The F.S of G one was fairly straight forward: bondage, fluffy handcuffs (suggested on Amazon along with Blue note jazz records and bathroom fittings) brooding man looking out of plate-glass office window and blindfolded woman biting bottom lip, etc etc - yes we got the message: sex, writhing, sweat . . . whatever, anyway the ad works, whether you want it to or not. Yes I gathered what the film was about (how could you miss the meaning unless you have lived in a yak-hearders shed on a mountain somewhere without connection to on-line book stores for the last five years or so).
But the Mac D ad . . . er, what?
A freshly cracked egg? What does this mean exactly? Cracked eggs to me mean when I used to work as a cook in an extremely disreputable nursing home where trays of cracked eggs came in cheap from the supplier. They were fresh in that I had just cracked one on a pan to make an omelette, i.e the action was fresh, but not FRESH as in straight out of a hens behind.
Is this what they mean? A physical person cracking an egg on a hotplate? Or do Mac D eggs usually come glooping out of some massive egg holding container, ready cracked, days/weeks ago. Surely the last thing a fast food eatery wants us to do is think in any depth about where food comes from and how it is prepared . . . Perhaps just a 'fresh egg' might have been better, or better still a free range one.

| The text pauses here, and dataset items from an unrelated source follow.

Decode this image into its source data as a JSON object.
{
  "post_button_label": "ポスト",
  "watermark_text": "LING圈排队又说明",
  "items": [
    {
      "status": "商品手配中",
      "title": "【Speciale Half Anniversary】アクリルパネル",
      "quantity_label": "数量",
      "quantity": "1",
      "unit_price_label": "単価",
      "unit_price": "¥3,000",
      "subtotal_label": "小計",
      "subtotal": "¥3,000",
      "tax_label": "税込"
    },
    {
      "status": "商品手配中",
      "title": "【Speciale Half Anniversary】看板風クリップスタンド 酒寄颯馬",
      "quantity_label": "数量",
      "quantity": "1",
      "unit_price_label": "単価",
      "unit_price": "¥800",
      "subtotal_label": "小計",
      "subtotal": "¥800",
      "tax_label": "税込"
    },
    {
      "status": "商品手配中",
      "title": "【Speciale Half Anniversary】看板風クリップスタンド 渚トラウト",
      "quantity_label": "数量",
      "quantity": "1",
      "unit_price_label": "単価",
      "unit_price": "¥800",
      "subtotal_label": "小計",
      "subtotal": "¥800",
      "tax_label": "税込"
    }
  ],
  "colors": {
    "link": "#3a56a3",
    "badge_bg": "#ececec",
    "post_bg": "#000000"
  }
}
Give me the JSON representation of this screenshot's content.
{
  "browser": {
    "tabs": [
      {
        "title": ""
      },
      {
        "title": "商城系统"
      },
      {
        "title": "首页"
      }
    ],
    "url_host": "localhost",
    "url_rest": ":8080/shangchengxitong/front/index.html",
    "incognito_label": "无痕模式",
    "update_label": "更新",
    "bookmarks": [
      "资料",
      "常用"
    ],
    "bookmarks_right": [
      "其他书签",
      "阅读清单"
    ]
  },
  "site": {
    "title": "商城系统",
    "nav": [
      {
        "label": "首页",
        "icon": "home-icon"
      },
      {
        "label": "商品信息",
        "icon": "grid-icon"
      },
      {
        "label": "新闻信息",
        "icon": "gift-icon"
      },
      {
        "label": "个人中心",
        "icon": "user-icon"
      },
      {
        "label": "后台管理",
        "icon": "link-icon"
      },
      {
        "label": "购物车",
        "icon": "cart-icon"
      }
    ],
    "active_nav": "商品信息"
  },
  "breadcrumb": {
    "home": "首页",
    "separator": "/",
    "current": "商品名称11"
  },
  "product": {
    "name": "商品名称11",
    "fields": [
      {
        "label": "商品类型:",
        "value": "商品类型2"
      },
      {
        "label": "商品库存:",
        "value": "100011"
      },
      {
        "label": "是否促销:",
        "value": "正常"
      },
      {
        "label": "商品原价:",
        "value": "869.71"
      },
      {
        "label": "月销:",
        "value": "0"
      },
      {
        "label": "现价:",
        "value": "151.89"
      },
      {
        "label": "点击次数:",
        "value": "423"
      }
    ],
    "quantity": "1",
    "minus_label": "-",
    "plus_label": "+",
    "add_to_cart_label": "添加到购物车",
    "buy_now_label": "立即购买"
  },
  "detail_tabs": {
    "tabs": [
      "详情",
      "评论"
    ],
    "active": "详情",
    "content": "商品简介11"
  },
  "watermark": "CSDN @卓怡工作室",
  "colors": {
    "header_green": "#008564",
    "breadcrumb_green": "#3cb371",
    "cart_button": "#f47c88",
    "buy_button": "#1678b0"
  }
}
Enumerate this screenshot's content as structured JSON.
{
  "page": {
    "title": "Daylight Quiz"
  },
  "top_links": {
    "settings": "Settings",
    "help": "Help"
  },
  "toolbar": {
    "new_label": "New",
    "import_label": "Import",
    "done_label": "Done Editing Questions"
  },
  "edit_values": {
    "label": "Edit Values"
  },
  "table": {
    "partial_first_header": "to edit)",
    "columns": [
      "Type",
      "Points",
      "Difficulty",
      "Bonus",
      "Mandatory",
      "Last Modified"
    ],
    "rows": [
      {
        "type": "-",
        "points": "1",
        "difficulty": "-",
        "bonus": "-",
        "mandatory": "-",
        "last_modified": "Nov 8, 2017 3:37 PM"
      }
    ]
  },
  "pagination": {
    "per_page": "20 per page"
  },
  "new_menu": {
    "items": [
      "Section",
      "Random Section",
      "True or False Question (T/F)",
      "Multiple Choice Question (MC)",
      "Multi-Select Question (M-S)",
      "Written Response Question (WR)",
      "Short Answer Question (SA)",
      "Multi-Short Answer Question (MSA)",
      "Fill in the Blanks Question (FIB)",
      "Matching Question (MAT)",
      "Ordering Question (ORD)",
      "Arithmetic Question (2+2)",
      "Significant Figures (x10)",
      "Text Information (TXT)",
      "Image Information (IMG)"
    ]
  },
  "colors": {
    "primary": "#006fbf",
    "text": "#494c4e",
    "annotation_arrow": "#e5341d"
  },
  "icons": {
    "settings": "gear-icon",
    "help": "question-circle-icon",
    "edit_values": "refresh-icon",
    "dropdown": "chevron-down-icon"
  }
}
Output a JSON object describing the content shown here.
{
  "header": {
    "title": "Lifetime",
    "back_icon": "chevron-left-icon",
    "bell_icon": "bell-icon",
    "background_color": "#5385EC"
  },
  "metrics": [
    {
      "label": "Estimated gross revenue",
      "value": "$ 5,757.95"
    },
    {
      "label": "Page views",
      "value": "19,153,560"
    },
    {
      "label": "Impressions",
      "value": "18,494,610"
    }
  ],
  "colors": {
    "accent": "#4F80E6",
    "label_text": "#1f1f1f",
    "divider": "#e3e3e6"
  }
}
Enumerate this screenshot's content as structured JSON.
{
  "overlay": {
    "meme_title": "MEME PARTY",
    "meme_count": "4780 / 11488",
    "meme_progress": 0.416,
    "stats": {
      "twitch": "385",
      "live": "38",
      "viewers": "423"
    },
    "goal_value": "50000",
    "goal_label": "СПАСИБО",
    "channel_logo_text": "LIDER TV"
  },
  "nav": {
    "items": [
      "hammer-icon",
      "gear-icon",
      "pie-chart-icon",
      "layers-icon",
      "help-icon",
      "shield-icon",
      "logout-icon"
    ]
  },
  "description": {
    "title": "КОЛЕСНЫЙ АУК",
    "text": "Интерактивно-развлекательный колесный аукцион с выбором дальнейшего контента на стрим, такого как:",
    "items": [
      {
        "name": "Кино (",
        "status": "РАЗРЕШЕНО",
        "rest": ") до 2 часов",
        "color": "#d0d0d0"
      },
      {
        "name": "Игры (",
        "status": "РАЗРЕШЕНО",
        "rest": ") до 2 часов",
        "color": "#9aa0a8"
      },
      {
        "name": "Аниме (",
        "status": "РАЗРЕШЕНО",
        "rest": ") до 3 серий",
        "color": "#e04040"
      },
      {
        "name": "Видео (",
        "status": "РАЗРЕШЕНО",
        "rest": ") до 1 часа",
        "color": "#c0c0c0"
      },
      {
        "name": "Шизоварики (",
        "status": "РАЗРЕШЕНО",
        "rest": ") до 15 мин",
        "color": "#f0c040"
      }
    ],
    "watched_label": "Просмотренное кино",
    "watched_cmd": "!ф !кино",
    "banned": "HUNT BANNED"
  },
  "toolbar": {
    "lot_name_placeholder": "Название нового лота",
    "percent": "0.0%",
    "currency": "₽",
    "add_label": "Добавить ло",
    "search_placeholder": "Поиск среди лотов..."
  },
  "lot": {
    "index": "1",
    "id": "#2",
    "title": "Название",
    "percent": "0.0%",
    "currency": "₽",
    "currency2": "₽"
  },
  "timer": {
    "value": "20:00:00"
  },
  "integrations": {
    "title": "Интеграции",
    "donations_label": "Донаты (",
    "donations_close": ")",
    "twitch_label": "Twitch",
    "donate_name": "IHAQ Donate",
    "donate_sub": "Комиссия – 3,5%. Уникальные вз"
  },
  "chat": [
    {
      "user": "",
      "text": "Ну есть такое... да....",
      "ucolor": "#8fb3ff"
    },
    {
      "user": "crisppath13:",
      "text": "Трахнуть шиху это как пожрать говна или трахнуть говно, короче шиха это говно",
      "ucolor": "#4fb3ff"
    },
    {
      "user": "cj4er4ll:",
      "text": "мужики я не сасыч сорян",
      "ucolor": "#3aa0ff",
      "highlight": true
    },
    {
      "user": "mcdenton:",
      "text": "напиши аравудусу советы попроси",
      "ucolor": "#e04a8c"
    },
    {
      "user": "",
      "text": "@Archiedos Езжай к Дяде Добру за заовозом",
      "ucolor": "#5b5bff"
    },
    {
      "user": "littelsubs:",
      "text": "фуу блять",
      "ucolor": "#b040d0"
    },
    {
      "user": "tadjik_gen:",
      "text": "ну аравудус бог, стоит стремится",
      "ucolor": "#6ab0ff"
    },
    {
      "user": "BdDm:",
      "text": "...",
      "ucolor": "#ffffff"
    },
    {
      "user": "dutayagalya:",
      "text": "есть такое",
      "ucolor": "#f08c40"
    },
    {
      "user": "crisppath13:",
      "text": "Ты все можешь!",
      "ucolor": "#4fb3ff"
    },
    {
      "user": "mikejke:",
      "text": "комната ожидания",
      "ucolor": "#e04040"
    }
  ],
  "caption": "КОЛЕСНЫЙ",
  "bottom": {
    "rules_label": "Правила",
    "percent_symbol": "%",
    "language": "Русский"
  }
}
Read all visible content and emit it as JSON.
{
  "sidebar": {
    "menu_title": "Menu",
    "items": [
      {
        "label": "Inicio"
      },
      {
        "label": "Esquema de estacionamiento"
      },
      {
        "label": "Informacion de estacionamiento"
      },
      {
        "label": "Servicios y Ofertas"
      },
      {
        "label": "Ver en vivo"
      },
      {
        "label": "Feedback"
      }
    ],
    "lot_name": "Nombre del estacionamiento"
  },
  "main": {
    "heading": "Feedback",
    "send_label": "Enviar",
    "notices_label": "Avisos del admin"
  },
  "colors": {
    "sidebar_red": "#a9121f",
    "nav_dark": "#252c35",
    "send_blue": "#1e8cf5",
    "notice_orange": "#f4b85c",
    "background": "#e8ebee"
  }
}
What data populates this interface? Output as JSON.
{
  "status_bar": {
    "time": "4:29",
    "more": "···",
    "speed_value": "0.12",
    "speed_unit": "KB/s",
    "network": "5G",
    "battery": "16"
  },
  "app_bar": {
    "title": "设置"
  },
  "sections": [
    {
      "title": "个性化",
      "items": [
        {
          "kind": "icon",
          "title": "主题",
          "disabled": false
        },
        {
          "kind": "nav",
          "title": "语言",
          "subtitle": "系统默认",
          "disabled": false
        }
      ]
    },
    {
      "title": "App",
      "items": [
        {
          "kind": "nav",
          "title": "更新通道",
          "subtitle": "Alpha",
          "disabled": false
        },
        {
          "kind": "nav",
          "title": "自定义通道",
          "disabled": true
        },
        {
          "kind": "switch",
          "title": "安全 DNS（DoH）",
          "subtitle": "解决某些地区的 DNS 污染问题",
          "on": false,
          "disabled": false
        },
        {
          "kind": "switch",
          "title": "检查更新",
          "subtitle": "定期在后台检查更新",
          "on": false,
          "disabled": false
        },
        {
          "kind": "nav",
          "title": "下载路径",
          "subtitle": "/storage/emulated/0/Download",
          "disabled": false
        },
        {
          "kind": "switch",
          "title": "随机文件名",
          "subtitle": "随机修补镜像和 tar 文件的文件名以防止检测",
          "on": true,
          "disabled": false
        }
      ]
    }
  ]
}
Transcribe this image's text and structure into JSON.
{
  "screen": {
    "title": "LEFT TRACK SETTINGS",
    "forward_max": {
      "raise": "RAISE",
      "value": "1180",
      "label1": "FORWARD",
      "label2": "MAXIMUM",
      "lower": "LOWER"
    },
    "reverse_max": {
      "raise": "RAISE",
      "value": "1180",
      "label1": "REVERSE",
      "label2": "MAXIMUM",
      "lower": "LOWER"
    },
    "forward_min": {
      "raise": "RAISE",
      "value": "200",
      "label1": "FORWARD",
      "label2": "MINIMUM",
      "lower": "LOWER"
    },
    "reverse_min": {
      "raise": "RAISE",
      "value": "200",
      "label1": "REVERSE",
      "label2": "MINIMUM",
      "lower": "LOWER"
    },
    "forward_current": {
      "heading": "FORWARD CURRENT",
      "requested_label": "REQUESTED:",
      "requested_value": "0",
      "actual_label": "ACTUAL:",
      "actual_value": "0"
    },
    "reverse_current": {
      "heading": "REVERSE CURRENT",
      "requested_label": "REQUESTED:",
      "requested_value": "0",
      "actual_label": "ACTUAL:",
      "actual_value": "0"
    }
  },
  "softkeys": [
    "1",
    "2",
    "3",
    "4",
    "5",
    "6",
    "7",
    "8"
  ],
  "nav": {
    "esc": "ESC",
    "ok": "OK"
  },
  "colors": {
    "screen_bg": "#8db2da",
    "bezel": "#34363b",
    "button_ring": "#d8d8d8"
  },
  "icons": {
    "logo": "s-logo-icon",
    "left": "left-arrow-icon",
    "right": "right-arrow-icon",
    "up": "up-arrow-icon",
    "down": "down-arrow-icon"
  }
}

The word FRESH is wildly overused in advertising generally: fresh eggs, fresh milk, fresh fruit, veg, salad, etc etc. I did once see a vast lorry delivering chilled goods while driving up the M1; its sides blazoned with the words - Beyond Fresh.
I wonder if the ad exec responsible for that gem sat up in bed at three in the morning sweating, and planning what they would do with their redundancy payment.